Relive Cuban history from the 1400s to the present day via exhibits set in the exquisite rooms of Havana’s former presidential palace.
Take a walk through the ages of Cuba’s fascinating and often turbulent history at the Museum of the Revolution (Museo de la Revolución). Discover details about the nation’s colonial years to its War of Independence and the 1950s revolutionary war. Learn about political leaders and activists such as Fidel Castro and Che Guevara. Spot works by famous Cuban artists and see examples of military vehicles.

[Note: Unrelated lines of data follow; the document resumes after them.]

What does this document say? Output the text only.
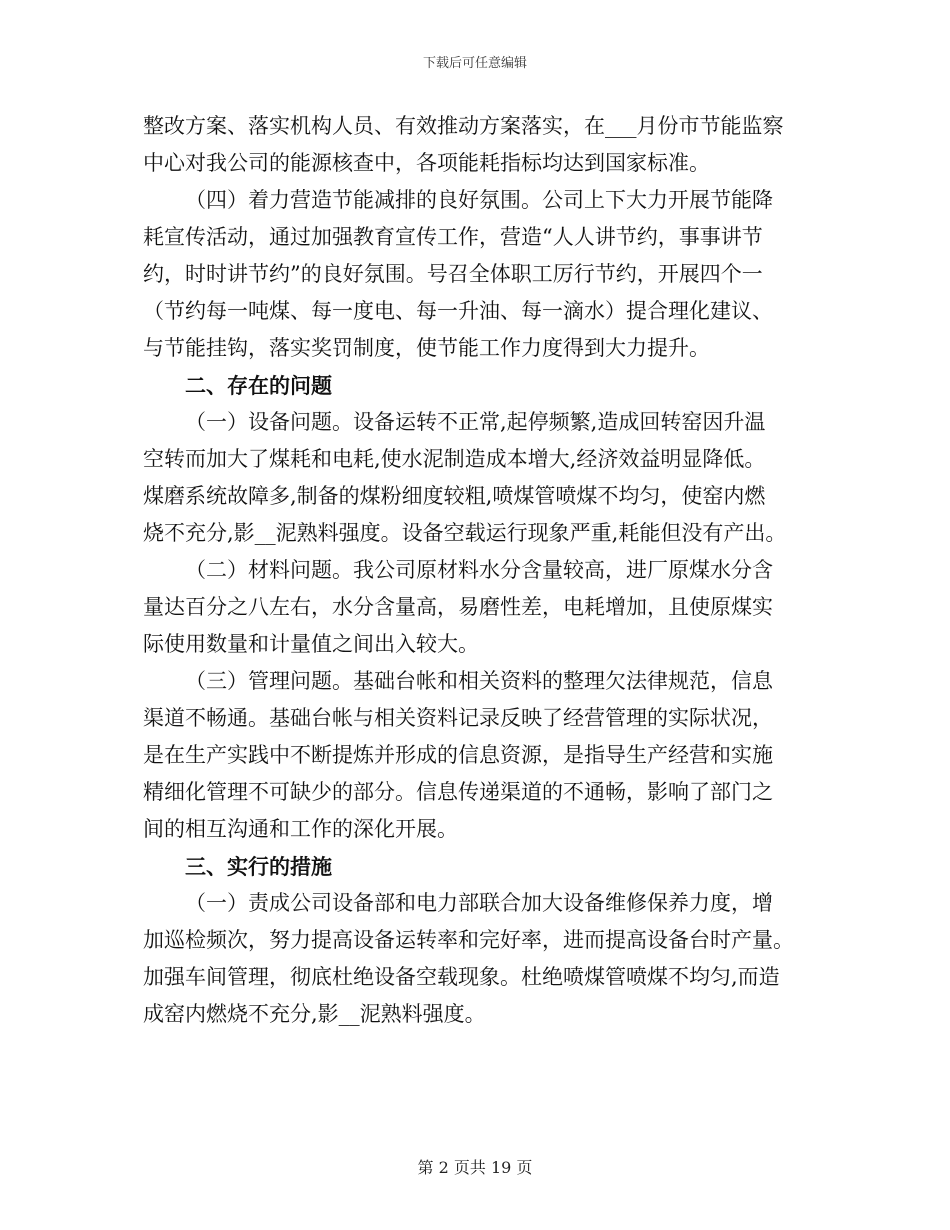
下载后可任意编辑
整改方案、落实机构人员、有效推动方案落实，在___月份市节能监察
中心对我公司的能源核查中，各项能耗指标均达到国家标准。
（四）着力营造节能减排的良好氛围。公司上下大力开展节能降
耗宣传活动，通过加强教育宣传工作，营造“人人讲节约，事事讲节
约，时时讲节约”的良好氛围。号召全体职工厉行节约，开展四个一
（节约每一吨煤、每一度电、每一升油、每一滴水）提合理化建议、
与节能挂钩，落实奖罚制度，使节能工作力度得到大力提升。
二、存在的问题
（一）设备问题。设备运转不正常,起停频繁,造成回转窑因升温
空转而加大了煤耗和电耗,使水泥制造成本增大,经济效益明显降低。
煤磨系统故障多,制备的煤粉细度较粗,喷煤管喷煤不均匀，使窑内燃
烧不充分,影__泥熟料强度。设备空载运行现象严重,耗能但没有产出。
（二）材料问题。我公司原材料水分含量较高，进厂原煤水分含
量达百分之八左右，水分含量高，易磨性差，电耗增加，且使原煤实
际使用数量和计量值之间出入较大。
（三）管理问题。基础台帐和相关资料的整理欠法律规范，信息
渠道不畅通。基础台帐与相关资料记录反映了经营管理的实际状况，
是在生产实践中不断提炼并形成的信息资源，是指导生产经营和实施
精细化管理不可缺少的部分。信息传递渠道的不通畅，影响了部门之
间的相互沟通和工作的深化开展。
三、实行的措施
（一）责成公司设备部和电力部联合加大设备维修保养力度，增
加巡检频次，努力提高设备运转率和完好率，进而提高设备台时产量。
加强车间管理，彻底杜绝设备空载现象。杜绝喷煤管喷煤不均匀,而造
成窑内燃烧不充分,影__泥熟料强度。
第 2 页共 19 页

The Museum of the Revolution is housed in the one-time Presidential Palace, a landmark building that features designs by Belgian architect Paul Belau. It was the home of Cuban presidents and dictators between 1920 and 1959. It became a museum in the 1970s. Admire the building’s well-preserved and sumptuous neoclassical façade. In front of the main entrance is a tank used by Fidel Castro during the Bay of Pigs Invasion in 1961.
Step inside and wander around opulent rooms decorated by the world-renowned New York jeweler Tiffany’s. Among these is a replica of the Palace of Versailles’ Hall of Mirrors. Marvel at the marble and gold ornamentation of the Golden Hall. Appreciate paintings by Cuban artist Esteban Valderrama and Spanish-born Mariano Miguel González.
The museum exhibits run chronologically and start on the building’s upper floor. Find information about pre-Colombian Cuba, the colonial years and War of Independence, fought against Spanish rulers in the late 1800s. Understand the life and political influence of the Argentine revolutionary Che Guevara.
Get an insight into the Cuban Revolution, a mutiny led by Fidel Castro against the U.S.-supported government of the dictator Fulgencio Batista between 1953 and 1959. See blood-stained military uniforms, models of battles, photographs and a weaponry collection.
The museum is about a 10-minute walk from major city landmarks, including Cathedral Square, Plaza de Armas and the Malecón. Directly behind the museum is the Granma Memorial. It has displays of military vehicles and a yacht, on which Castro and 81 soldiers sailed when they returned to Cuba in 1956 following their exile in Mexico.
The Museum of the Revolution is open daily and there’s an admission fee. Many of the exhibits have information signs in English.